Step 1: Understanding the Concept:
The distance between the foci of a hyperbola is given by \(2ae\).
The foci are given as \(S_1(3, 5)\) and \(S_2(3, -4)\). Since the \(x\)-coordinates are the same, the transverse axis is vertical.

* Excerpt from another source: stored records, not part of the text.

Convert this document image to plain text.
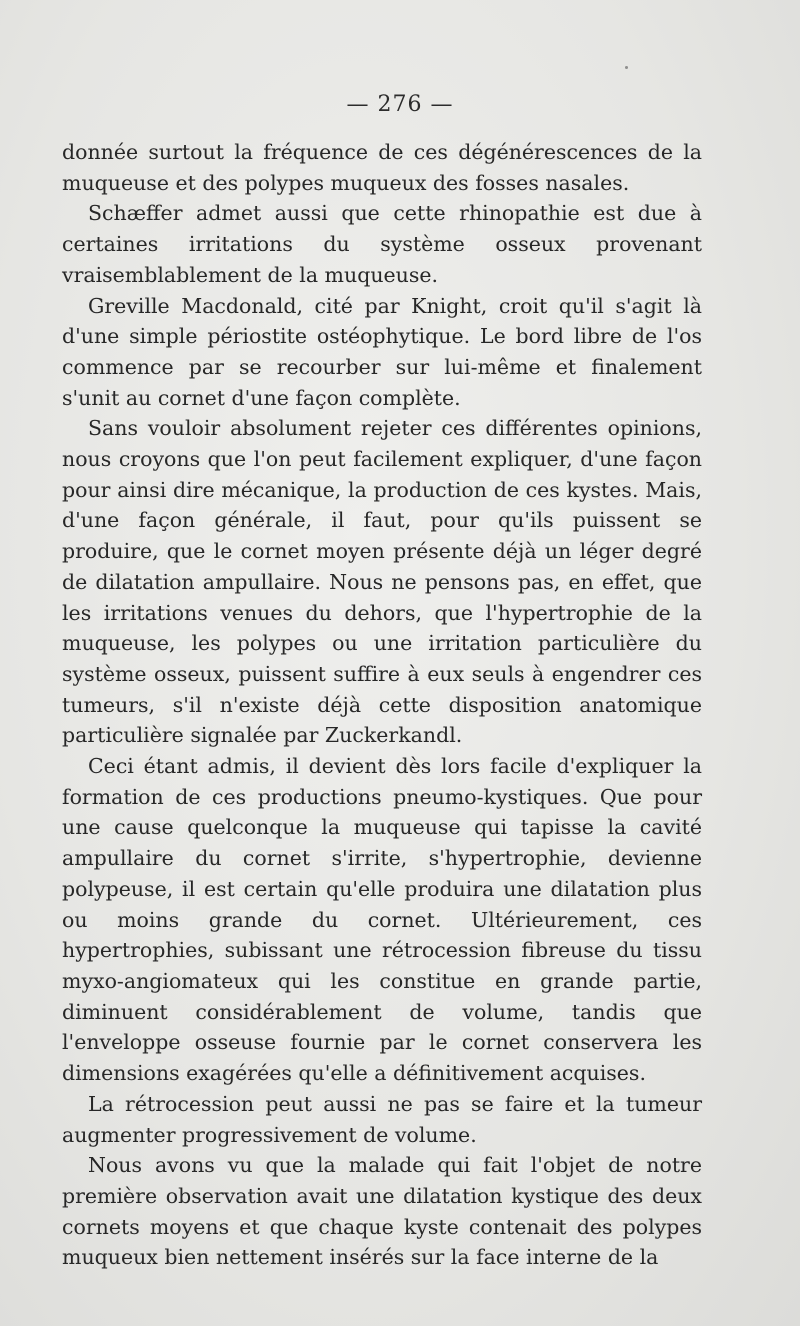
— 276 —

donnée surtout la fréquence de ces dégénérescences de la muqueuse et des polypes muqueux des fosses nasales.

Schæffer admet aussi que cette rhinopathie est due à certaines irritations du système osseux provenant vraisemblablement de la muqueuse.

Greville Macdonald, cité par Knight, croit qu'il s'agit là d'une simple périostite ostéophytique. Le bord libre de l'os commence par se recourber sur lui-même et finalement s'unit au cornet d'une façon complète.

Sans vouloir absolument rejeter ces différentes opinions, nous croyons que l'on peut facilement expliquer, d'une façon pour ainsi dire mécanique, la production de ces kystes. Mais, d'une façon générale, il faut, pour qu'ils puissent se produire, que le cornet moyen présente déjà un léger degré de dilatation ampullaire. Nous ne pensons pas, en effet, que les irritations venues du dehors, que l'hypertrophie de la muqueuse, les polypes ou une irritation particulière du système osseux, puissent suffire à eux seuls à engendrer ces tumeurs, s'il n'existe déjà cette disposition anatomique particulière signalée par Zuckerkandl.

Ceci étant admis, il devient dès lors facile d'expliquer la formation de ces productions pneumo-kystiques. Que pour une cause quelconque la muqueuse qui tapisse la cavité ampullaire du cornet s'irrite, s'hypertrophie, devienne polypeuse, il est certain qu'elle produira une dilatation plus ou moins grande du cornet. Ultérieurement, ces hypertrophies, subissant une rétrocession fibreuse du tissu myxo-angiomateux qui les constitue en grande partie, diminuent considérablement de volume, tandis que l'enveloppe osseuse fournie par le cornet conservera les dimensions exagérées qu'elle a définitivement acquises.

La rétrocession peut aussi ne pas se faire et la tumeur augmenter progressivement de volume.

Nous avons vu que la malade qui fait l'objet de notre première observation avait une dilatation kystique des deux cornets moyens et que chaque kyste contenait des polypes muqueux bien nettement insérés sur la face interne de la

Step 2: Key Formula or Approach:
Distance \(S_1S_2 = |5 - (-4)| = 9\).
So, \(2ae = 9\).
We are given the quadratic equation for eccentricity \(e\):
\[ 3e^2 - 11e + 6 = 0 \]
\[ 3e^2 - 9e - 2e + 6 = 0 \]
\[ 3e(e - 3) - 2(e - 3) = 0 \Rightarrow (3e - 2)(e - 3) = 0 \]
Since \(e>1\) for a hyperbola, we take \(e = 3\) (rejecting \(e = 2/3\)).
Step 3: Detailed Explanation:
Substitute \(e = 3\) into \(2ae = 9\):
\[ 2a(3) = 9 \Rightarrow 6a = 9 \Rightarrow a = \frac{3}{2} \]
For a hyperbola, \(b^2 = a^2(e^2 - 1)\).
\[ b^2 = \left(\frac{3}{2}\right)^2 (3^2 - 1) = \frac{9}{4} \times 8 = 18 \]
The length of the Latus Rectum (LR) is given by \(\frac{2b^2}{a}\):
\[ \text{LR} = \frac{2(18)}{3/2} = \frac{36 \times 2}{3} = 12 \times 2 = 24 \]
Step 4: Final Answer:
The length of the latus rectum is 24.